Il avait une figure énergique et franche, à la peau durcie par le soleil et par le froid, des cheveux déjà gris, et cet air un peu rude qu’ont certains vieux serviteurs à qui leur place laisse une complète indépendance. Depuis dix-sept ans, il habitait et régissait pour le comte d’Andeville, père d’Elisabeth, le vaste domaine d’Ornequin, au-dessus de Corvigny.

— Ah  ! c’est vous, Jérôme, s’écria Paul. Très bien. Je vois que vous avez reçu la lettre du comte d’Andeville. Nos domestiques sont arrivés  ?

— Tous les trois de ce matin, monsieur, et ils nous ont aidés, ma femme et moi, à mettre un peu d’ordre dans le château pour recevoir monsieur et madame.

Il salua de nouveau Elisabeth qui lui dit  :

— Vous me reconnaissez donc, Jérôme  ? Il y a si longtemps que je ne suis venue  !

— Mademoiselle Elisabeth avait quatre ans. Ç’a été un deuil pour ma femme et pour moi quand nous avons su que mademoiselle ne reviendrait pas au château… ni M. le comte, à cause de sa pauvre femme défunte. Et ainsi M. le comte ne fera pas un petit tour par ici cette année  ?

— Non, Jérôme, je ne le crois pas.

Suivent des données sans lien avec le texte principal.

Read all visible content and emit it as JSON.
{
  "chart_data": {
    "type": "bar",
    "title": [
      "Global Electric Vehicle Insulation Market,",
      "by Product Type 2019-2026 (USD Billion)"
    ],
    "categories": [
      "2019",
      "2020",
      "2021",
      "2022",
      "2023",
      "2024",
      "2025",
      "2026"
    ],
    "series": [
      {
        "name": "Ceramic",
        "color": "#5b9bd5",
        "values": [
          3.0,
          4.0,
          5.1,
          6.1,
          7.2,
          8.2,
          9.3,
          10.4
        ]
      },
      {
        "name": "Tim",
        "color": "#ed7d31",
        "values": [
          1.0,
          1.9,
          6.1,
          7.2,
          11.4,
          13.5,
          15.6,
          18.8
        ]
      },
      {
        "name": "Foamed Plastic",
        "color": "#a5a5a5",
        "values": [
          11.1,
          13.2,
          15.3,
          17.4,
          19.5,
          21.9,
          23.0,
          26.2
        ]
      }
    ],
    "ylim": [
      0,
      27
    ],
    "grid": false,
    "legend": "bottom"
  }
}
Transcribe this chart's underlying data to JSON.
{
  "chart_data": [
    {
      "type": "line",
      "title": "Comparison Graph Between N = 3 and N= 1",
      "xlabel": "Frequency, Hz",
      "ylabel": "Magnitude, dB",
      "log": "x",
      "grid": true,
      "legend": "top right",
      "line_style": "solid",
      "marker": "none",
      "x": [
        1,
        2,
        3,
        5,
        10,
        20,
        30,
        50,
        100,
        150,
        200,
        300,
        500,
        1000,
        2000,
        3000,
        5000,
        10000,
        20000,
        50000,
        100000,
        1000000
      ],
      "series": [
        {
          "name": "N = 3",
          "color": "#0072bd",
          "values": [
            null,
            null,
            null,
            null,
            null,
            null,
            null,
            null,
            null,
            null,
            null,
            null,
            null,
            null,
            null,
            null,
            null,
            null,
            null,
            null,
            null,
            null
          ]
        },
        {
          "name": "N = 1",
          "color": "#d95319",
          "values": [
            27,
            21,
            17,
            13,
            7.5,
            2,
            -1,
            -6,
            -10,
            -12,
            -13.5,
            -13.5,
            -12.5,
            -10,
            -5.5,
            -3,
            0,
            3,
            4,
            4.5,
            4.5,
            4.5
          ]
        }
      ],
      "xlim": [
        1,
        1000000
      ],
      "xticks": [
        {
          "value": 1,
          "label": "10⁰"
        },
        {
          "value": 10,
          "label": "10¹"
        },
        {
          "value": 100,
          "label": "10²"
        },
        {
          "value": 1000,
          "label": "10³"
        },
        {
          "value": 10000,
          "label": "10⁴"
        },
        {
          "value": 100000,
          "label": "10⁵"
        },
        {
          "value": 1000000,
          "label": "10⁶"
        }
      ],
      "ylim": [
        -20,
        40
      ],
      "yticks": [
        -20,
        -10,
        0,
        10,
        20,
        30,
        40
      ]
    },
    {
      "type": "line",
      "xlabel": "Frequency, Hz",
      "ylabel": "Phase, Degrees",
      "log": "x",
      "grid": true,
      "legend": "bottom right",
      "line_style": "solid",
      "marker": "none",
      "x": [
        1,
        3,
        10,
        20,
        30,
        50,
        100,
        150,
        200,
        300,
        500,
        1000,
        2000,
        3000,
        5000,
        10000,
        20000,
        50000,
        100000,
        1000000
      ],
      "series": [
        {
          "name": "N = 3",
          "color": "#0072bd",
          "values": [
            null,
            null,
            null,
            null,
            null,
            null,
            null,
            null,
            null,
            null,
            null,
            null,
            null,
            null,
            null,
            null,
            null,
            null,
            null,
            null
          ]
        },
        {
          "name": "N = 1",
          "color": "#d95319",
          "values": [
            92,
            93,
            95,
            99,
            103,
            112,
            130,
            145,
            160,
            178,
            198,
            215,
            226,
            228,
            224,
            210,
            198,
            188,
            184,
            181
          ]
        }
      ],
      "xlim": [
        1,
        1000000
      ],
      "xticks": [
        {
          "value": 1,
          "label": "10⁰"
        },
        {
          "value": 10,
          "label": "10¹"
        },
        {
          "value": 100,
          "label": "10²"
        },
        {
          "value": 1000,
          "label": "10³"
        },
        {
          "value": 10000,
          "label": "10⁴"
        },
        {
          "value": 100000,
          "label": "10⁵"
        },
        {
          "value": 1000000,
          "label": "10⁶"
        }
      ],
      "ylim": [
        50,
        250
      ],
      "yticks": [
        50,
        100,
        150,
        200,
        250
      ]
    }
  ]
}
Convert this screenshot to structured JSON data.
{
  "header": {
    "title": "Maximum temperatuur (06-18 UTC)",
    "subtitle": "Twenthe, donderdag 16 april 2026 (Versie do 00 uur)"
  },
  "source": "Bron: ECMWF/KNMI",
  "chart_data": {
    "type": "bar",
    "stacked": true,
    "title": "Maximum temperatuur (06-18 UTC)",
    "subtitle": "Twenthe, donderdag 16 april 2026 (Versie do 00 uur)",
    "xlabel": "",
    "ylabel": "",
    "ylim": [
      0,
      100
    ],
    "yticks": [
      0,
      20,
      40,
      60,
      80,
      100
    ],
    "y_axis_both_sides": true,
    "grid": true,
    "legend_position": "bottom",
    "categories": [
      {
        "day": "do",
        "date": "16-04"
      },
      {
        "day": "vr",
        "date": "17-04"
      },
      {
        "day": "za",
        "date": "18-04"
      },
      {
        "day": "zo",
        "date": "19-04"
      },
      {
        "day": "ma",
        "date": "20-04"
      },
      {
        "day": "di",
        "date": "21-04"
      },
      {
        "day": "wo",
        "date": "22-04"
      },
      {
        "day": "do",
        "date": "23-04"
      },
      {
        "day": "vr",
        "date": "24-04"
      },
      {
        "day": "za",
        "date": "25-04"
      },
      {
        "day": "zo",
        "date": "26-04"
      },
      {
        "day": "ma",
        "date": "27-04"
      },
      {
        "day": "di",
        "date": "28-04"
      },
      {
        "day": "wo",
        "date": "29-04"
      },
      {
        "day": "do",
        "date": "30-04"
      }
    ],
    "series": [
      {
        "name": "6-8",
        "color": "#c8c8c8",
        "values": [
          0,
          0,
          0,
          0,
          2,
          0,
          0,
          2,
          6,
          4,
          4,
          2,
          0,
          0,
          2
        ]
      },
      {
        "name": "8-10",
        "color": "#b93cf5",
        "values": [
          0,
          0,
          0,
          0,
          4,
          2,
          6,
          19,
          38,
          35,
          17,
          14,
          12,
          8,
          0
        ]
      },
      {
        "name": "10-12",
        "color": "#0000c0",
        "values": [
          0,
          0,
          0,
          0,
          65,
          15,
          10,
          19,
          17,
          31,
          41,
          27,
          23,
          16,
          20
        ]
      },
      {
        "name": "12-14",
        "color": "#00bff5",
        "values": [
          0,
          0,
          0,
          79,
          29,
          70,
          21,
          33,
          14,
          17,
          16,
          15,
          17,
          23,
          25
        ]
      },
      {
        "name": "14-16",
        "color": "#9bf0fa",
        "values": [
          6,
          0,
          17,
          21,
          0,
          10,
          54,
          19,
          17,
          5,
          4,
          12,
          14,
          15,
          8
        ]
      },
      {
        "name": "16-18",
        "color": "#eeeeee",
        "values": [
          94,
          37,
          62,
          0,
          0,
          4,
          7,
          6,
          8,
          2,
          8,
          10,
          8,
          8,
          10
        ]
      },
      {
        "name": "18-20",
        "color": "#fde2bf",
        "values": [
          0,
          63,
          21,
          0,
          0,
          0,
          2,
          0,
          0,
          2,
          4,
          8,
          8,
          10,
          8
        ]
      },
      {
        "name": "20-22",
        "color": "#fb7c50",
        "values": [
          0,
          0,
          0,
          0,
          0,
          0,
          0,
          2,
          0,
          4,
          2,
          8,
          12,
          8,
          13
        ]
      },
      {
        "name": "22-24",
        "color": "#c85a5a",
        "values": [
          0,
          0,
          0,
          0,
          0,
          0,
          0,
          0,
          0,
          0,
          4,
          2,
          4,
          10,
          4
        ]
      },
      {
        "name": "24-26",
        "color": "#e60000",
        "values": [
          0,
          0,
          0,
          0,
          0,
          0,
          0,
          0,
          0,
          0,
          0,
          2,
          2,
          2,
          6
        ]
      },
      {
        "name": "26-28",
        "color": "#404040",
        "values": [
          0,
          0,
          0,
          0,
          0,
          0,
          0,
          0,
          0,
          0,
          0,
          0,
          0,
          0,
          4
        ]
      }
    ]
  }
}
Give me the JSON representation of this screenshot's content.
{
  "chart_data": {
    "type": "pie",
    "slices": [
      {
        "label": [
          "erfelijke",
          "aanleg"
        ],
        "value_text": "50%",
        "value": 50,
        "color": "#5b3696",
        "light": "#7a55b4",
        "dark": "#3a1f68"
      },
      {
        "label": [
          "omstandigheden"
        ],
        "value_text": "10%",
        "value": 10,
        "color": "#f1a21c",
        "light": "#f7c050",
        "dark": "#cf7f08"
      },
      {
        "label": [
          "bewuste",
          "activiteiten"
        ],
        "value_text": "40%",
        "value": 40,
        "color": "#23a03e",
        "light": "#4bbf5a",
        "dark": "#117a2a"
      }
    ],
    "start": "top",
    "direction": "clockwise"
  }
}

Malgré tant d’années écoulées, mon père a toujours beaucoup de chagrin.

Jérôme avait pris les sacs et les déposait dans une calèche commandée à Corvigny, et qu’il fit avancer. Quant aux gros bagages, il devait les emporter avec la charrette de la ferme. Le temps était beau. On releva la capote de la voiture. Paul et sa femme s’installèrent.

— La route n’est pas bien longue, dit le garde… quatre lieues… Mais ça monte.

— Le château est-il à peu près habitable  ? demanda Paul.

— Dame  ! ça ne vaut pas un château habité, mais tout de même monsieur verra. On a fait ce qu’on a pu. Ma femme est si contente que les maîtres arrivent  !… Monsieur et madame la trouveront au bas du perron. Je l’ai avertie que monsieur et madame seraient là sur le coup de six heures et demie, sept heures…

— Un brave homme, dit Paul à Elisabeth quand ils furent partis, mais qui ne doit pas avoir souvent l’occasion de parler. Il se rattrape…

La route escaladait en pente raide les hauteurs de Corvigny et constituait au milieu de la ville, entre la double rangée des magasins, des monuments publics et des hôtels, l’artère principale, encombrée ce jour-là d’attroupements inusités. Elle redescendait ensuite et contournait les antiques bastions de Vauban. Puis il y eut de légères ondulations à travers une plaine que dominaient à droite et à gauche les deux forts du Petit et du Grand Jonas. C’est en suivant cette route sinueuse, qui serpentait parmi les pièces d’avoine et de blé, sous le dôme ombreux formé au-dessus d’elle par des alignements de peupliers, que Paul Delroze revint sur cet épisode de son enfance dont il avait promis le récit à Elisabeth.